Sajid Javid to relax immigration controls to bring in thousands more skilled workers

Home Secretary Sajid Javid
Home Secretary Sajid Javid is expected to announce that doctors and nurses from outside the EU will be excluded from the 'tier 2' visa cap, while giving business a higher allocation

Sajid Javid will unveil a major easing of Britain's immigration system that will enable thousands more highly-skilled migrants to come to the UK in the run-up to Brexit, The Telegraph has learned.

Businesses and employers will be able to recruit an extra 8,000 skilled migrants a year from other professions including IT experts, engineers and teachers, effectively increasing the cap by 40 per cent. 

The Home Secretary is expected to announce on Friday that foreign doctors and nurses from outside the EU will be excluded from the "tier 2" visa cap to ensure the NHS can attract the "brightest and best" while giving business a higher allocation.

It will represent Mr Javid's first major migration policy and indicates that ministers are now prepared to project Britain as a more global country, open to business from beyond the EU after Brexit.

The announcement represents the most significant softening of the Government's position on non-EU migration since Theresa May was appointed Home Secretary in 2010. The Prime Minister previously rejected calls to relax the cap when pleas were made by Amber Rudd, her former Home Secretary.

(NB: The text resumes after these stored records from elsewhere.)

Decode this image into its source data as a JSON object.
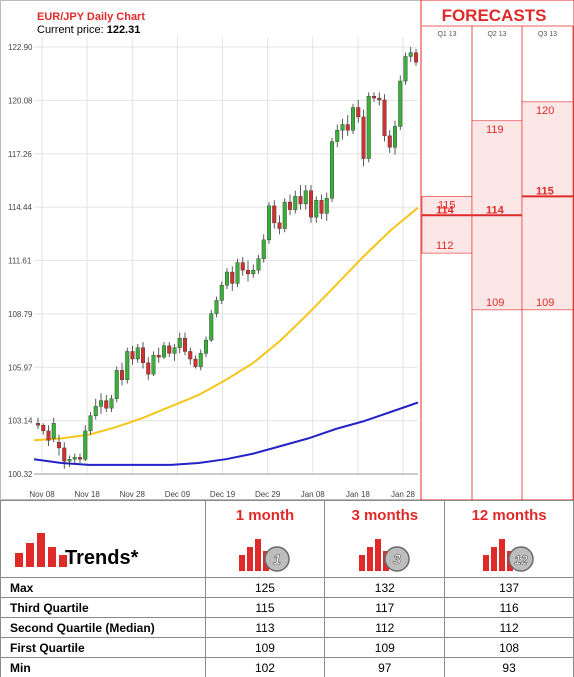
{
  "chart": {
    "title": "EUR/JPY Daily Chart",
    "price_label": "Current price:",
    "price_value": "122.31"
  },
  "forecasts": {
    "title": "FORECASTS",
    "quarters": [
      "Q1 13",
      "Q2 13",
      "Q3 13"
    ],
    "bands": [
      {
        "quarter": "Q1 13",
        "high": 115,
        "median": 114,
        "low": 112
      },
      {
        "quarter": "Q2 13",
        "high": 119,
        "median": 114,
        "low": 109
      },
      {
        "quarter": "Q3 13",
        "high": 120,
        "median": 115,
        "low": 109
      }
    ]
  },
  "chart_data": {
    "type": "candlestick",
    "title": "EUR/JPY Daily Chart",
    "y_ticks": [
      "122.90",
      "120.08",
      "117.26",
      "114.44",
      "111.61",
      "108.79",
      "105.97",
      "103.14",
      "100.32"
    ],
    "x_ticks": [
      "Nov 08",
      "Nov 18",
      "Nov 28",
      "Dec 09",
      "Dec 19",
      "Dec 29",
      "Jan 08",
      "Jan 18",
      "Jan 28"
    ],
    "ylim": [
      100.32,
      122.9
    ],
    "grid": true,
    "candles": [
      {
        "o": 103.0,
        "h": 103.3,
        "l": 102.7,
        "c": 102.9
      },
      {
        "o": 102.9,
        "h": 103.0,
        "l": 102.4,
        "c": 102.6
      },
      {
        "o": 102.6,
        "h": 102.9,
        "l": 101.8,
        "c": 102.1
      },
      {
        "o": 102.2,
        "h": 103.3,
        "l": 102.0,
        "c": 103.0
      },
      {
        "o": 102.0,
        "h": 102.4,
        "l": 101.3,
        "c": 101.7
      },
      {
        "o": 101.7,
        "h": 102.0,
        "l": 100.6,
        "c": 101.0
      },
      {
        "o": 101.0,
        "h": 101.3,
        "l": 100.7,
        "c": 101.1
      },
      {
        "o": 101.1,
        "h": 101.4,
        "l": 100.9,
        "c": 101.2
      },
      {
        "o": 101.2,
        "h": 101.4,
        "l": 100.9,
        "c": 101.1
      },
      {
        "o": 101.1,
        "h": 102.9,
        "l": 101.0,
        "c": 102.6
      },
      {
        "o": 102.6,
        "h": 103.6,
        "l": 102.4,
        "c": 103.4
      },
      {
        "o": 103.4,
        "h": 104.3,
        "l": 103.2,
        "c": 103.9
      },
      {
        "o": 103.9,
        "h": 104.6,
        "l": 103.5,
        "c": 104.2
      },
      {
        "o": 104.2,
        "h": 104.5,
        "l": 103.6,
        "c": 103.8
      },
      {
        "o": 103.8,
        "h": 104.5,
        "l": 103.6,
        "c": 104.3
      },
      {
        "o": 104.3,
        "h": 106.0,
        "l": 104.1,
        "c": 105.8
      },
      {
        "o": 105.8,
        "h": 106.2,
        "l": 105.0,
        "c": 105.3
      },
      {
        "o": 105.3,
        "h": 107.0,
        "l": 105.1,
        "c": 106.8
      },
      {
        "o": 106.8,
        "h": 107.1,
        "l": 106.1,
        "c": 106.4
      },
      {
        "o": 106.4,
        "h": 107.2,
        "l": 106.2,
        "c": 107.0
      },
      {
        "o": 107.0,
        "h": 107.3,
        "l": 105.9,
        "c": 106.2
      },
      {
        "o": 106.2,
        "h": 106.5,
        "l": 105.3,
        "c": 105.6
      },
      {
        "o": 105.6,
        "h": 106.8,
        "l": 105.5,
        "c": 106.6
      },
      {
        "o": 106.6,
        "h": 107.0,
        "l": 106.2,
        "c": 106.5
      },
      {
        "o": 106.5,
        "h": 107.3,
        "l": 106.4,
        "c": 107.1
      },
      {
        "o": 107.1,
        "h": 107.3,
        "l": 106.5,
        "c": 106.7
      },
      {
        "o": 106.7,
        "h": 107.2,
        "l": 106.3,
        "c": 107.0
      },
      {
        "o": 107.0,
        "h": 107.8,
        "l": 106.7,
        "c": 107.5
      },
      {
        "o": 107.5,
        "h": 107.8,
        "l": 106.6,
        "c": 106.8
      },
      {
        "o": 106.8,
        "h": 107.0,
        "l": 106.1,
        "c": 106.4
      },
      {
        "o": 106.4,
        "h": 106.6,
        "l": 105.9,
        "c": 106.0
      },
      {
        "o": 106.0,
        "h": 106.9,
        "l": 105.8,
        "c": 106.7
      },
      {
        "o": 106.7,
        "h": 107.6,
        "l": 106.5,
        "c": 107.4
      },
      {
        "o": 107.4,
        "h": 109.0,
        "l": 107.3,
        "c": 108.8
      },
      {
        "o": 108.8,
        "h": 109.7,
        "l": 108.6,
        "c": 109.5
      },
      {
        "o": 109.5,
        "h": 110.5,
        "l": 109.3,
        "c": 110.3
      },
      {
        "o": 110.3,
        "h": 111.2,
        "l": 110.1,
        "c": 111.0
      },
      {
        "o": 111.0,
        "h": 111.3,
        "l": 110.0,
        "c": 110.4
      },
      {
        "o": 110.4,
        "h": 111.7,
        "l": 110.2,
        "c": 111.5
      },
      {
        "o": 111.5,
        "h": 111.8,
        "l": 110.8,
        "c": 111.1
      },
      {
        "o": 111.1,
        "h": 111.6,
        "l": 110.5,
        "c": 110.9
      },
      {
        "o": 110.9,
        "h": 111.4,
        "l": 110.7,
        "c": 111.1
      },
      {
        "o": 111.1,
        "h": 111.9,
        "l": 110.9,
        "c": 111.7
      },
      {
        "o": 111.7,
        "h": 113.0,
        "l": 111.5,
        "c": 112.7
      },
      {
        "o": 112.7,
        "h": 114.7,
        "l": 112.5,
        "c": 114.5
      },
      {
        "o": 114.5,
        "h": 114.8,
        "l": 113.3,
        "c": 113.6
      },
      {
        "o": 113.6,
        "h": 114.0,
        "l": 113.0,
        "c": 113.3
      },
      {
        "o": 113.3,
        "h": 114.9,
        "l": 113.1,
        "c": 114.7
      },
      {
        "o": 114.7,
        "h": 115.1,
        "l": 114.0,
        "c": 114.3
      },
      {
        "o": 114.3,
        "h": 115.3,
        "l": 114.1,
        "c": 115.0
      },
      {
        "o": 115.0,
        "h": 115.6,
        "l": 114.3,
        "c": 114.6
      },
      {
        "o": 114.6,
        "h": 115.6,
        "l": 114.3,
        "c": 115.3
      },
      {
        "o": 115.3,
        "h": 115.6,
        "l": 113.6,
        "c": 113.9
      },
      {
        "o": 113.9,
        "h": 115.0,
        "l": 113.6,
        "c": 114.8
      },
      {
        "o": 114.8,
        "h": 115.1,
        "l": 113.8,
        "c": 114.1
      },
      {
        "o": 114.1,
        "h": 115.2,
        "l": 113.7,
        "c": 114.9
      },
      {
        "o": 114.9,
        "h": 118.1,
        "l": 114.7,
        "c": 117.9
      },
      {
        "o": 117.9,
        "h": 118.8,
        "l": 117.6,
        "c": 118.5
      },
      {
        "o": 118.5,
        "h": 119.1,
        "l": 118.0,
        "c": 118.8
      },
      {
        "o": 118.8,
        "h": 119.3,
        "l": 118.2,
        "c": 118.5
      },
      {
        "o": 118.5,
        "h": 119.9,
        "l": 118.3,
        "c": 119.7
      },
      {
        "o": 119.7,
        "h": 120.1,
        "l": 118.9,
        "c": 119.2
      },
      {
        "o": 119.2,
        "h": 119.6,
        "l": 116.6,
        "c": 117.0
      },
      {
        "o": 117.0,
        "h": 120.5,
        "l": 116.8,
        "c": 120.3
      },
      {
        "o": 120.3,
        "h": 120.5,
        "l": 120.0,
        "c": 120.2
      },
      {
        "o": 120.2,
        "h": 120.5,
        "l": 119.8,
        "c": 120.1
      },
      {
        "o": 120.1,
        "h": 120.4,
        "l": 117.9,
        "c": 118.2
      },
      {
        "o": 118.2,
        "h": 118.5,
        "l": 117.3,
        "c": 117.6
      },
      {
        "o": 117.6,
        "h": 119.0,
        "l": 117.2,
        "c": 118.7
      },
      {
        "o": 118.7,
        "h": 121.4,
        "l": 118.5,
        "c": 121.1
      },
      {
        "o": 121.1,
        "h": 122.6,
        "l": 120.9,
        "c": 122.4
      },
      {
        "o": 122.4,
        "h": 122.9,
        "l": 122.1,
        "c": 122.6
      },
      {
        "o": 122.6,
        "h": 122.8,
        "l": 121.9,
        "c": 122.1
      }
    ],
    "ma_short": [
      102.1,
      102.2,
      102.4,
      102.8,
      103.3,
      103.9,
      104.5,
      105.3,
      106.2,
      107.4,
      108.8,
      110.3,
      111.8,
      113.2,
      114.4
    ],
    "ma_long": [
      101.1,
      100.9,
      100.8,
      100.8,
      100.8,
      100.8,
      100.9,
      101.1,
      101.4,
      101.8,
      102.2,
      102.7,
      103.1,
      103.6,
      104.1
    ]
  },
  "trends": {
    "label": "Trends*",
    "columns": [
      {
        "title": "1 month",
        "badge": "1"
      },
      {
        "title": "3 months",
        "badge": "3"
      },
      {
        "title": "12 months",
        "badge": "12"
      }
    ],
    "rows": [
      {
        "label": "Max",
        "values": [
          "125",
          "132",
          "137"
        ]
      },
      {
        "label": "Third Quartile",
        "values": [
          "115",
          "117",
          "116"
        ]
      },
      {
        "label": "Second Quartile (Median)",
        "values": [
          "113",
          "112",
          "112"
        ]
      },
      {
        "label": "First Quartile",
        "values": [
          "109",
          "109",
          "108"
        ]
      },
      {
        "label": "Min",
        "values": [
          "102",
          "97",
          "93"
        ]
      }
    ]
  },
  "colors": {
    "up": "#3ab03a",
    "down": "#d23030",
    "ma_short": "#f5c518",
    "ma_long": "#2323c8",
    "forecast_red": "#e02a2a",
    "forecast_fill": "#fde6e6"
  }
}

The Telegraph understands that Mrs May was persuaded to back a "time-limited" exemption for doctors and nurses after a series of Cabinet ministers wrote to the Prime Minister to voice their support for Mr Javid's plan.

Mr Javid will also announce the first review in five years of the professions that qualify for visas in a move that could see GPs, teachers and other skilled migrants given the right to come to the UK under tier 2 visas.

The concession will put Mrs May under mounting pressure from her Cabinet to abandon her target of reducing net migration to the "tens of thousands" and to strip students out of the official figures.

The Prime Minister has long insisted that the main purpose of Brexit is to bring migration under control and since her time as Home Secretary has resisted calls to soften her stance.

Leading Eurosceptics including Boris Johnson, the Foreign Secretary, argue that the EU referendum vote was about "control" and deciding who should be allowed to enter the UK rather than slashing numbers outright.

Ministers have yet to agree, or begin detailed discussions on the post-Brexit EU immigration plan, but there is growing speculation that it will not be particularly punitive.

George Osborne, the former Chancellor who was regarded as close to Mr Javid when in Government, claimed last year that every member of the Prime Minister's Cabinet is opposed to her net migration target.

However, a Government source stressed that the reform is part of the "long-term plan" for the NHS. It comes ahead of the health service's 70th birthday next month. 

In a letter to the Prime Minister, Mr Javid is understood to have warned that increased recruitment of doctors from outside the European Union has meant that the cap for all skilled workers - which is set at 20,700 people a year - has been breached in every month since December.

It is understood that in the communication, the Home Secretary stressed that the new policy did not change his "position on net migration".

He said that the ultimate aim of Government policy must be to train more British doctors, but that there was a short-term crisis in recruitment which was having knock-on effects to other parts of the economy.

The Telegraph understands that Jeremy Hunt, the Health Secretary, Greg Clark, the Business Secretary and Damian Hinds, the Education Secretary have all written back to the Prime Minister giving their support to the idea.

Mr Hinds is understood to have warned the Prime Minister that 300 applications by foreign teachers have been rejected, and suggested that they may need to be exempted from the cap in future if it is breached again.

He is also pushing for non-EU teachers of "modern languages" to be added to the "shortage occupation" list detailing the professions that qualify for tier 2 visas.

The review of the list, the first since 2013, will be conducted by the Migration Advisory Council. The move represents a significant moment for Mr Javid, who has taken a far softer approach to migration than Mrs May.

Earlier this month the Home Secretary repeatedly refused to endorse Mrs May's target of reducing levels of net migration to the "tens of thousands". 

He also echoed Ruth Davidson, the Scottish Conservative leader, in suggesting that students should be removed from the net migration target.

Lord Green of Deddington, the chairman of Migration Watch, said: "This is the first time that immigration policy has been significantly softened since Mrs May became Home Secretary since 2010. 

"It may be necessary, at least temporarily, to cope with the prospect of Brexit but in the longer term the answer has to be to train our own medics and not take them from countries that need them far more than we do."

The Prime Minister on Wednesday hailed a new visa that will enable Britain to attract the "best talent" from across the world to work in the UK's burgeoning technology sector.

During talks at No 10 with industry leaders, the Prime Minister said rules are being changed to allow more tech entrepreneurs to head to the UK.

She said: "There are exciting tech opportunities here in the United Kingdom. In London tech week, Britain as a place to do tech business is being enthusiastically championed. We have continually shown the advantages that the UK has for the tech sector."